NEW YORK (Reuters Health) – When hypothyroid women become pregnant, they need to increase their levothyroxine dose by two tablets per week, or 29%, a new trial has shown.

This protocol “significantly reduces the risk of maternal hypothyroidism during the first trimester and mimics normal physiology,” according to senior author Dr. Erik K. Alexander from Brigham and Women’s Hospital, Boston, and colleagues.

Their findings are from the randomized THERAPY trial of women with treated hypothyroidism who wished to become pregnant. As soon as pregnancy was confirmed, the women increased their weekly levothyroxine dose either to nine tablets (double doses on Saturdays and Wednesdays) or 10 tablets (double doses on Mondays, Wednesdays and Fridays).

Dr. Alexander and his colleagues had previously reported that levothyroxine requirements may rise as early as the fifth week of gestation (see Reuters Health report, July 14, 2004).

The women started the protocol at a median of 5.5 weeks of pregnancy. By that time, 13 (27%) already had TSH values over 5.0 mIU/L, “confirming inadequate T4 replacement in early gestation,” the authors say.

The investigators measured thyroid hormones every 2 weeks until 20 weeks and once more at 30 weeks.
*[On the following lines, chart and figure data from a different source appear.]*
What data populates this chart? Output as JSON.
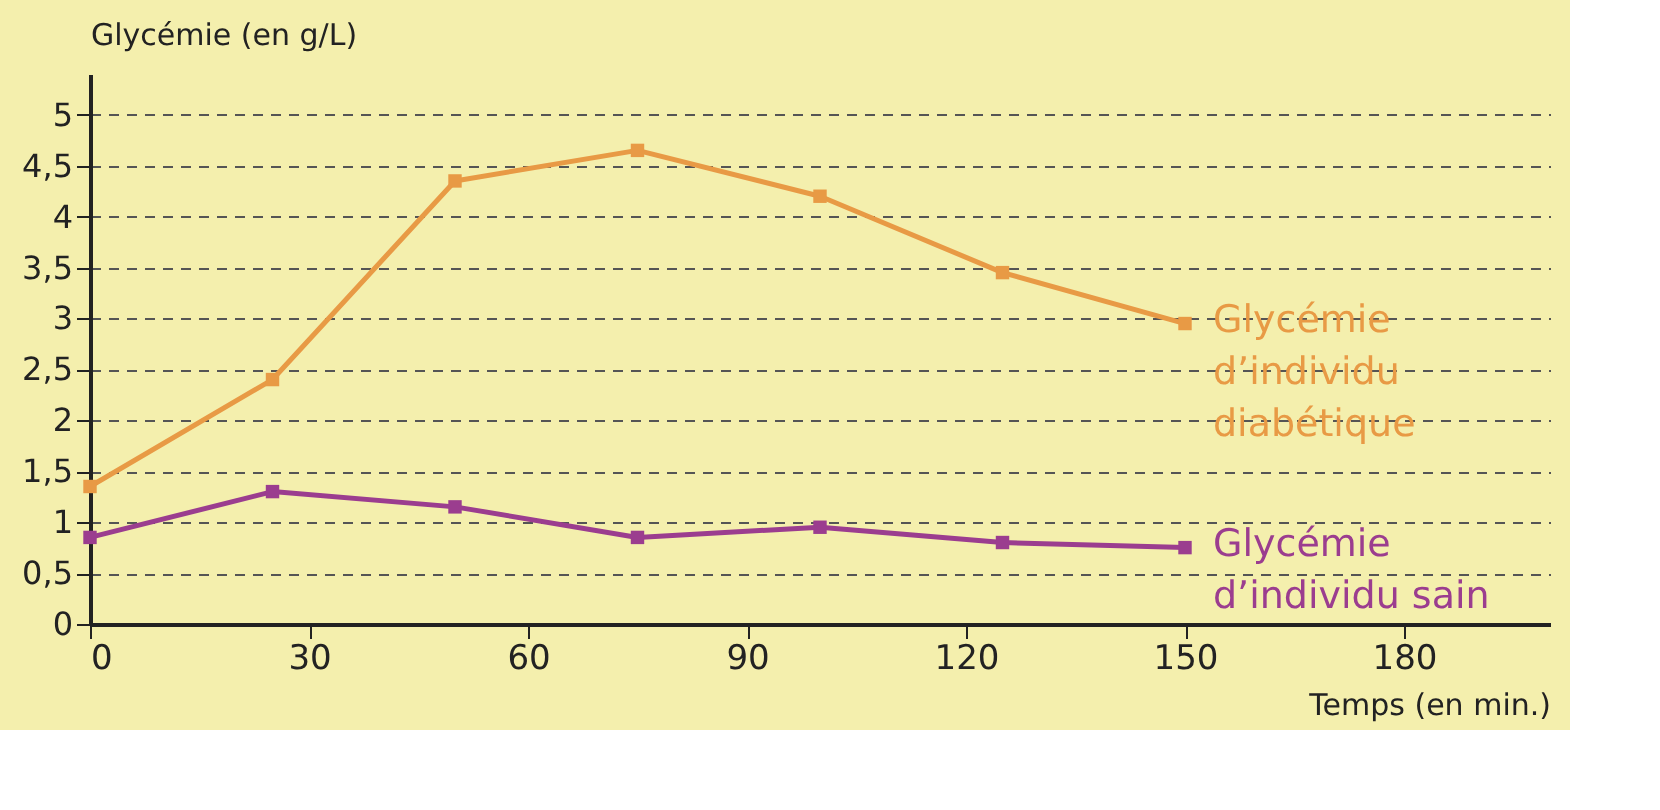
{
  "chart_data": {
    "type": "line",
    "xlabel": "Temps (en min.)",
    "ylabel": "Glycémie (en g/L)",
    "x": [
      0,
      25,
      50,
      75,
      100,
      125,
      150
    ],
    "series": [
      {
        "name": "Glycémie d’individu diabétique",
        "color": "#e89a45",
        "values": [
          1.35,
          2.4,
          4.35,
          4.65,
          4.2,
          3.45,
          2.95
        ]
      },
      {
        "name": "Glycémie d’individu sain",
        "color": "#9b3d8f",
        "values": [
          0.85,
          1.3,
          1.15,
          0.85,
          0.95,
          0.8,
          0.75
        ]
      }
    ],
    "xlim": [
      0,
      200
    ],
    "xticks": [
      0,
      30,
      60,
      90,
      120,
      150,
      180
    ],
    "ylim": [
      0,
      5.4
    ],
    "yticks": [
      0,
      {
        "value": 0.5,
        "label": "0,5"
      },
      1,
      {
        "value": 1.5,
        "label": "1,5"
      },
      2,
      {
        "value": 2.5,
        "label": "2,5"
      },
      3,
      {
        "value": 3.5,
        "label": "3,5"
      },
      4,
      {
        "value": 4.5,
        "label": "4,5"
      },
      5
    ],
    "grid": "y",
    "marker": "square",
    "line_style": "solid"
  }
}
They adjusted levothyroxine dosing every 4 weeks to maintain thyroid stimulating hormone (TSH) levels at 0.5 to 4.9 mIU/L for women with benign thyroid disease and to 0.1 to 0.49 mIU/L for women with thyroid cancer. On the intervening weeks, they adjusted the dose only if TSH was higher than 10 or less than 0.1 mIU/L.

In some women, the initial levothyroxine dose augmentation over-suppressed TSH to the point where the dose needed to be reduced; this occurred in 8 women (32%) in the 9-tablet group and 15 women (65%) in the 10-tablet group.
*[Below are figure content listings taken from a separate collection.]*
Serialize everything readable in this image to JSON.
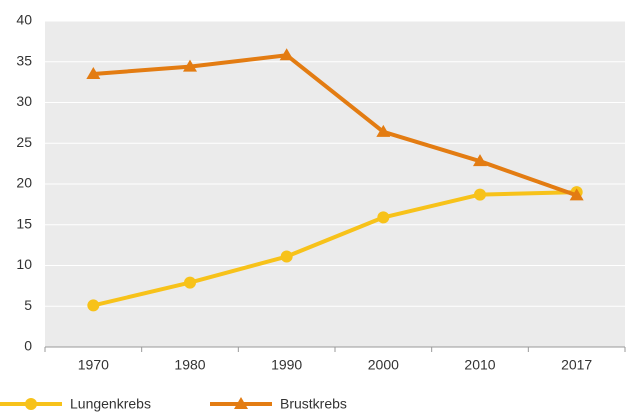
{
  "chart_data": {
    "type": "line",
    "categories": [
      "1970",
      "1980",
      "1990",
      "2000",
      "2010",
      "2017"
    ],
    "series": [
      {
        "name": "Lungenkrebs",
        "color": "#f7c21a",
        "marker": "circle",
        "values": [
          5.1,
          7.9,
          11.1,
          15.9,
          18.7,
          19.0
        ]
      },
      {
        "name": "Brustkrebs",
        "color": "#e37c12",
        "marker": "triangle",
        "values": [
          33.5,
          34.4,
          35.8,
          26.4,
          22.8,
          18.6
        ]
      }
    ],
    "ylim": [
      0,
      40
    ],
    "yticks": [
      0,
      5,
      10,
      15,
      20,
      25,
      30,
      35,
      40
    ],
    "grid": true,
    "legend": "bottom"
  }
}
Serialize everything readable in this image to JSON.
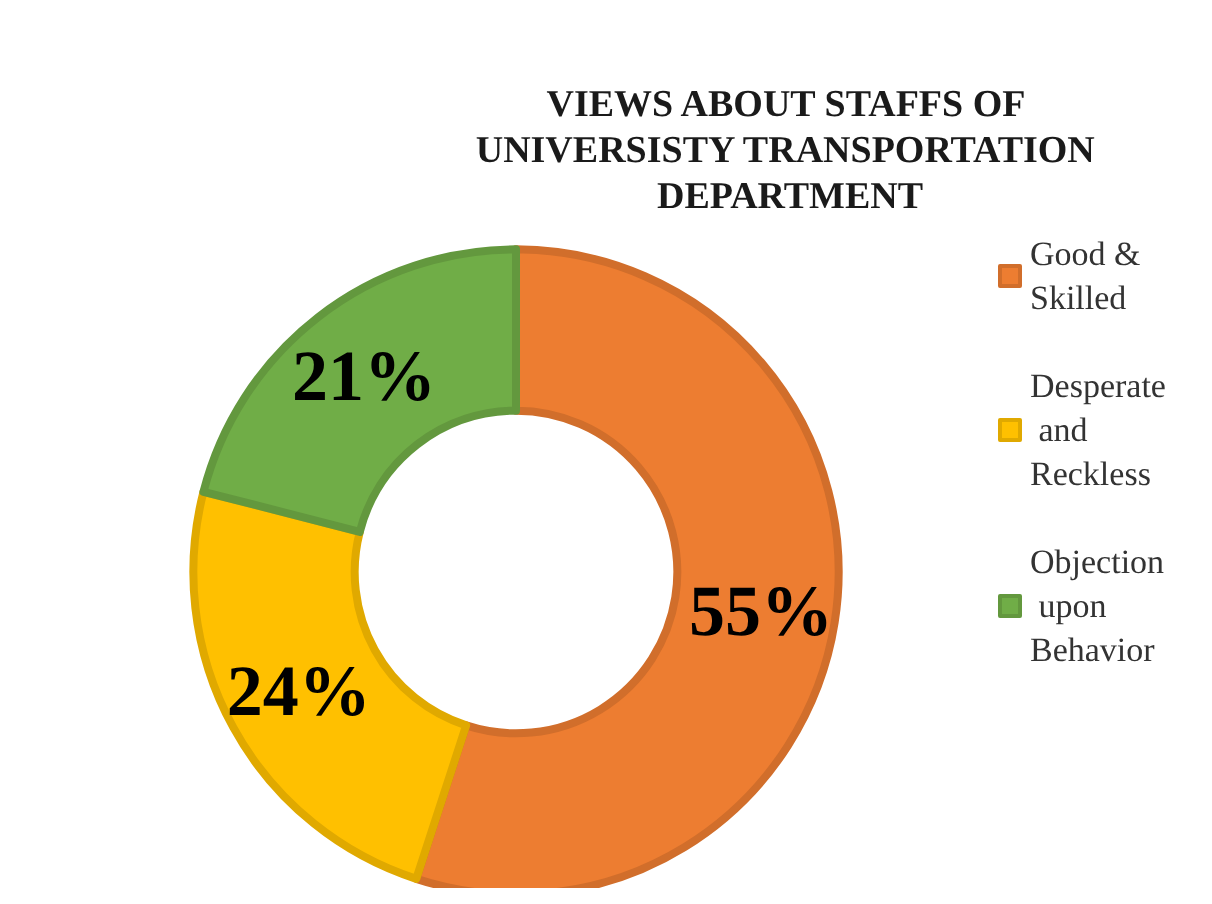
{
  "chart_data": {
    "type": "donut",
    "title": "VIEWS ABOUT STAFFS OF UNIVERSISTY TRANSPORTATION DEPARTMENT",
    "categories": [
      "Good & Skilled",
      "Desperate and Reckless",
      "Objection upon Behavior"
    ],
    "values": [
      55,
      24,
      21
    ],
    "value_labels": [
      "55%",
      "24%",
      "21%"
    ],
    "colors": [
      "#ed7d31",
      "#ffc000",
      "#70ad47"
    ],
    "legend": "right"
  }
}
The researchers say the following patients are at particular risk for TSH suppression: athyreotic patients, those with prepregnancy TSH levels < 1.5 mIU/L, and those whose prepregnancy dose was at least 100 mcg/day. These women need closer monitoring or perhaps a more conservative initial levothyroxine adjustment, the authors say.

In general, however, monitoring thyroid function every 4 weeks until 20 weeks and again at 30 weeks detected 92% of abnormal TSH values in this study, the researchers report.

“Our data emphasize the importance of prenatal counseling for treated hypothyroid women,” the authors conclude. “Despite median study enrollment of 5.5 weeks gestation, nearly 30% of women were already hypothyroid.”

“In clinical practice, women do not typically seek obstetrical care before 8-12 weeks gestation,” they add. “Thus, patients themselves must understand the importance of initial (levothyroxine) adjustment immediately upon a missed menstrual cycle and a positive home pregnancy test.”